Seafood caught in the Gulf of Mexico has not been found to contain levels of oil or chemicals that would be of concern to human health, said researchers at the American Chemical Society’s (ACS) Deepwater Horizon Oil Spill Seminar on Tuesday.

At ACS’s National Meeting & Exposition in Boston, researchers said they have not found high levels of oil and hydrocarbons, compounds that occur naturally in crude oil, in Gulf seafood.

“The seafood does not show it, and, when there is exposure in finfish and shellfish, it clears quickly. Also, we only eat the muscle portion of shrimp and finfish,” said Trevor Penning, Ph.D., a professor of biochemistry and biophysics at the University of Pennsylvania.

In addition, the researchers have not found levels of polycyclic aromatic hydrocarbons (PAHs) — chemical compounds that occur in oil, coal, tar and some foods — that would negatively impact human health.

“The traces [of PAHs] are so low, they are inconsequential. We are exposed to these materials every day at very low levels and are able to metabolize them in our bodies,” said Penning. PAHs, he explained, are products of fossil-fuel combustion and even occur in char-grilled foods.

However, it is possible that oil will be found in ocean sediment in the future, which could impact fish and shellfish.

“The seafood now may be safe. But, to make sure that it remains safe, we have to continue to measure for these PAHs in the long term,” said Penning.

While some in the seafood industry have raised concerns about BP’s use of dispersants to break up the oil, researchers are not concerned about the detergent’s effect on marine life.

“The concerns of dispersants in seafood safety are overblown. It is difficult to have a large enough concentration to have a credible impact,” said Jeffrey Short, Ph.D., of oceans-advocacy group Oceana, who studied both the Exxon Valdez oil spill in the Gulf of Alaska and the BP/Deepwater Horizon oil spill.

Meanwhile, a multitude of studies on the impact of oil on marine life and the Gulf ecosystem are underway.

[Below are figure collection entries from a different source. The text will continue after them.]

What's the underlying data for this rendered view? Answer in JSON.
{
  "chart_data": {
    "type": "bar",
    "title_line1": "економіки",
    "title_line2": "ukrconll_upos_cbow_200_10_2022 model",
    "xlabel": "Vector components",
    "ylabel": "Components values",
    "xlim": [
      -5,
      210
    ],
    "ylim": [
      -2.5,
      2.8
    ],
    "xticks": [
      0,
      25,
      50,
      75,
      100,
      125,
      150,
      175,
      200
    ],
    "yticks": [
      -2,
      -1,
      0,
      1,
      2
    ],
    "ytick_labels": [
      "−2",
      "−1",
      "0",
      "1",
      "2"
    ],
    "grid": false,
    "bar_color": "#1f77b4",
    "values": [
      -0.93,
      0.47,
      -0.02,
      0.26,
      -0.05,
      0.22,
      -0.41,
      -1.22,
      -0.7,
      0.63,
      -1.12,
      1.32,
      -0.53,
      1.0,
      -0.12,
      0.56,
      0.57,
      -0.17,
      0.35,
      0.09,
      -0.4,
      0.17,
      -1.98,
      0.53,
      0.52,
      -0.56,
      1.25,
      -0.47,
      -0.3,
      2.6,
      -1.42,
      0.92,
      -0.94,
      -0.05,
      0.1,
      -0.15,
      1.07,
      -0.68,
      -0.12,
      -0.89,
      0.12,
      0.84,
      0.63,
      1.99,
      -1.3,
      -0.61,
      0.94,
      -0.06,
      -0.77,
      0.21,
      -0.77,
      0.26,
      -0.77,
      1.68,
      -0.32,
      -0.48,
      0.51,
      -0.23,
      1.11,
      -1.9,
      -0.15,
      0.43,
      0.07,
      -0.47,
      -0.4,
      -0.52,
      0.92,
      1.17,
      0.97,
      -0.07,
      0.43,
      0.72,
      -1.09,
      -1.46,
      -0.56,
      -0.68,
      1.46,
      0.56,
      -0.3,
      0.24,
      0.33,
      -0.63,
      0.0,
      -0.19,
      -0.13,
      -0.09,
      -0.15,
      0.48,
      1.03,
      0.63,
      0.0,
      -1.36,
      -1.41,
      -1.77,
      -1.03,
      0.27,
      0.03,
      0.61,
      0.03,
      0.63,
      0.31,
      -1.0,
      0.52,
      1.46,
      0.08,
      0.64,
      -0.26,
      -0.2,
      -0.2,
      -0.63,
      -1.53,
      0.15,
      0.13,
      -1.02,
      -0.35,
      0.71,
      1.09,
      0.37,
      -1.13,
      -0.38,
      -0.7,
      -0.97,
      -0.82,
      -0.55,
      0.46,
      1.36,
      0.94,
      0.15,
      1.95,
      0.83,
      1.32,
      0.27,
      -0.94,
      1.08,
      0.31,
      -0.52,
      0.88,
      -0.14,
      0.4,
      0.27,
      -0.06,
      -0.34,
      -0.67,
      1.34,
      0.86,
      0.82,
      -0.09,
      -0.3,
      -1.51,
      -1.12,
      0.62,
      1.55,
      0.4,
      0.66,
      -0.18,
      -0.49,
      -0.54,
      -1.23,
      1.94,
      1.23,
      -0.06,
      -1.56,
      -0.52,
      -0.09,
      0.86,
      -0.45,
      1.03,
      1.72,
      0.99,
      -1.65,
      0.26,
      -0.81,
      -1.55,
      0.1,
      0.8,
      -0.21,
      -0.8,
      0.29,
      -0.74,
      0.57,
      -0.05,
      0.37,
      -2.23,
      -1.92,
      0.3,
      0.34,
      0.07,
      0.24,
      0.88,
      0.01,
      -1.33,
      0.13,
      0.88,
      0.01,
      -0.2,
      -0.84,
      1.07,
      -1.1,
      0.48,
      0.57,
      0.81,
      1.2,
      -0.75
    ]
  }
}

“We are in the middle of assessing damage in the deepwater communities. We have experiments going on from the corals brought back to the labs … and we have a number of samples taken for tissue analysis for hydrocarbons that would identify animals that were subject to exposure from hydrocarbons from the oil spill,” said Erik Cordes, Ph.D., assistant professor of biology at Temple University.